The domain of the function `f(x)=sqrt(sinx+cosx)+sqrt(7x-x^2-6)` is

To find the domain of the function \( f(x) = \sqrt{\sin x + \cos x} + \sqrt{7x - x^2 - 6} \), we need to ensure that both square root expressions are defined and non-negative. ### Step 1: Analyze the first term \( \sqrt{\sin x + \cos x} \) The expression inside the square root, \( \sin x + \cos x \), must be non-negative: \[ \sin x + \cos x \geq 0 \] To analyze this, we can rewrite \( \sin x + \cos x \) using the identity: \[ \sin x + \cos x = \sqrt{2} \sin\left(x + \frac{\pi}{4}\right) \] Thus, we need: \[ \sqrt{2} \sin\left(x + \frac{\pi}{4}\right) \geq 0 \] This implies: \[ \sin\left(x + \frac{\pi}{4}\right) \geq 0 \] The sine function is non-negative in the intervals: \[ n\pi \leq x + \frac{\pi}{4} \leq (n+1)\pi \quad \text{for } n \in \mathbb{Z} \] Solving for \( x \): \[ n\pi - \frac{\pi}{4} \leq x \leq (n+1)\pi - \frac{\pi}{4} \] This gives us intervals of \( x \) for each integer \( n \). ### Step 2: Analyze the second term \( \sqrt{7x - x^2 - 6} \) The expression inside this square root must also be non-negative: \[ 7x - x^2 - 6 \geq 0 \] Rearranging gives: \[ -x^2 + 7x - 6 \geq 0 \] Factoring the quadratic: \[ -(x^2 - 7x + 6) \geq 0 \implies (x - 1)(x - 6) \leq 0 \] The solutions to this inequality are found by determining the intervals where the product is non-positive.

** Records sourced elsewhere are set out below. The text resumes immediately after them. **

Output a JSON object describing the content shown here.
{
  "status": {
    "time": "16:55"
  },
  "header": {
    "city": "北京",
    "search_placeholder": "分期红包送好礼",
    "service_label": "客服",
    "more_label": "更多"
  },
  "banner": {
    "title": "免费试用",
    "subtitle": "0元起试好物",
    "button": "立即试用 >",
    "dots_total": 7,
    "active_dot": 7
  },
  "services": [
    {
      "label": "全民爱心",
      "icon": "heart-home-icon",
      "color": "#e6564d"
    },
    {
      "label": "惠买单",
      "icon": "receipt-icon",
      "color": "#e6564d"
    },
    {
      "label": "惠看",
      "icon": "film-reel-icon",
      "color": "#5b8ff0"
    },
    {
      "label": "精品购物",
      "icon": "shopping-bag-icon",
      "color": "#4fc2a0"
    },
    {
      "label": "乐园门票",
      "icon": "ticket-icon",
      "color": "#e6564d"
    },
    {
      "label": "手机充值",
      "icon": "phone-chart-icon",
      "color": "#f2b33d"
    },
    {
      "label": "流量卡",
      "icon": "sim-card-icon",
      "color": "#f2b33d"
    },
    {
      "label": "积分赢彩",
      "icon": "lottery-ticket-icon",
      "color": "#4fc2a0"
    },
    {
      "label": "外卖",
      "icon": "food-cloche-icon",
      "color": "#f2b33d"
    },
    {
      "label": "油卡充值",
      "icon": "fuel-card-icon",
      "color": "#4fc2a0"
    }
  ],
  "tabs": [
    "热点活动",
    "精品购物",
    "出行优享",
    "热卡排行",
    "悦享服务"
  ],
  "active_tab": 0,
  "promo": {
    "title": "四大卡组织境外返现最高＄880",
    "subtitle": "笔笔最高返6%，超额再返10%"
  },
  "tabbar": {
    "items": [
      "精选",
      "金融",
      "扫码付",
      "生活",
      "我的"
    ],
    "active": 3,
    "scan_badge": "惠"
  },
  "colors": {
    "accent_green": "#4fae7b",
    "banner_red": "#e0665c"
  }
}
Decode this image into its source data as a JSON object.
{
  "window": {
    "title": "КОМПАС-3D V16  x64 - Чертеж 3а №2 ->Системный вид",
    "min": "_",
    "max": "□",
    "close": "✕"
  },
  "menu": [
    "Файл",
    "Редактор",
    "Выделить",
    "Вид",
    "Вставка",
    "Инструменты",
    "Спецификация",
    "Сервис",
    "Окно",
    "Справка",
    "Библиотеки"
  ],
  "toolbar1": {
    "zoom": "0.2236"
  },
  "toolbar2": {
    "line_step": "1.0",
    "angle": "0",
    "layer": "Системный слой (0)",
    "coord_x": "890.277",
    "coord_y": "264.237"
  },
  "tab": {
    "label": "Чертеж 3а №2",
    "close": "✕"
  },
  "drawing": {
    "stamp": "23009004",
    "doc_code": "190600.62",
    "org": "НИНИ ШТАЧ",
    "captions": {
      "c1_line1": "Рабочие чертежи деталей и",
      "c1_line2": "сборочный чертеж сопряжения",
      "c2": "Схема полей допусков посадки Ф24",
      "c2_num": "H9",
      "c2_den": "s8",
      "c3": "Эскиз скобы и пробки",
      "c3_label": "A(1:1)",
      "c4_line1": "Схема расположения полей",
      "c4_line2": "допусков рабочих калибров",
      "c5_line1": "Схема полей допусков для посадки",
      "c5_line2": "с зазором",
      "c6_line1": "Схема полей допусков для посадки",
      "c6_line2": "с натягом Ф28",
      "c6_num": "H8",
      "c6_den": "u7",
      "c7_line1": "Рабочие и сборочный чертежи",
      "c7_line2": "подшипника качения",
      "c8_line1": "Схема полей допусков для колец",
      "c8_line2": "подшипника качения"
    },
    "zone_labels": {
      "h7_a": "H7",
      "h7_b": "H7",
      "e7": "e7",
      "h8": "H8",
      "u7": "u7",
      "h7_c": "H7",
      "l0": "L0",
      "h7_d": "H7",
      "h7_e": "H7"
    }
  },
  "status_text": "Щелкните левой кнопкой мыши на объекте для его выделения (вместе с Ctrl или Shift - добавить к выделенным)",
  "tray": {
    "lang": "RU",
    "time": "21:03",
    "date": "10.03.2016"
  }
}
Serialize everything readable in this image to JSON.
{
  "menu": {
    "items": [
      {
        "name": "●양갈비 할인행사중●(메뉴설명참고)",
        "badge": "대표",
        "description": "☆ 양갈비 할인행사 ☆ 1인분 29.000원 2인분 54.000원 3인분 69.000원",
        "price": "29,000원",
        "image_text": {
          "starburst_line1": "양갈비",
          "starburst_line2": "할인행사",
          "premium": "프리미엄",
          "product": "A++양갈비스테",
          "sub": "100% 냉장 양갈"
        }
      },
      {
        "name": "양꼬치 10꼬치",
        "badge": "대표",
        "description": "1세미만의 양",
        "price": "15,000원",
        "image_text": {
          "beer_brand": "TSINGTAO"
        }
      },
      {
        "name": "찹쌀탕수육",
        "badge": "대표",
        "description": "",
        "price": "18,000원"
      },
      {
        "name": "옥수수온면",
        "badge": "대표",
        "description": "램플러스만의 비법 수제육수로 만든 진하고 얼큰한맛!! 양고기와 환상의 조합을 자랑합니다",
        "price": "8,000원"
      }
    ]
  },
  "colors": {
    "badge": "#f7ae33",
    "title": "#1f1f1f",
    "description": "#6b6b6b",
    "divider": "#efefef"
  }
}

The roots are \( x = 1 \) and \( x = 6 \). The intervals to check are: 1. \( (-\infty, 1) \) 2. \( (1, 6) \) 3. \( (6, \infty) \) Testing points in these intervals, we find that \( (x - 1)(x - 6) \leq 0 \) holds for: \[ x \in [1, 6] \] ### Step 3: Combine the conditions Now we need to find the intersection of the intervals derived from both conditions. - From the first term, we have intervals based on \( \sin\left(x + \frac{\pi}{4}\right) \geq 0 \). - From the second term, we have \( x \in [1, 6] \). ### Step 4: Finding the intersection The intervals from the first term will vary based on \( n \). However, we can focus on the specific intervals that intersect with \( [1, 6] \). 1. For \( n = 0 \): \[ 0 \leq x \leq \frac{3\pi}{4} \quad \text{(approximately 2.36)} \] This interval intersects with \( [1, 6] \) as \( [1, \frac{3\pi}{4}] \). 2. For \( n = 1 \): \[ \pi - \frac{\pi}{4} \leq x \leq 2\pi - \frac{\pi}{4} \quad \text{(approximately 3.14 to 5.89)} \] This interval intersects with \( [1, 6] \) as \( [\pi, 6] \). ### Final Domain The final domain of \( f(x) \) is: \[ x \in [1, \frac{3\pi}{4}] \cup [\pi, 6] \]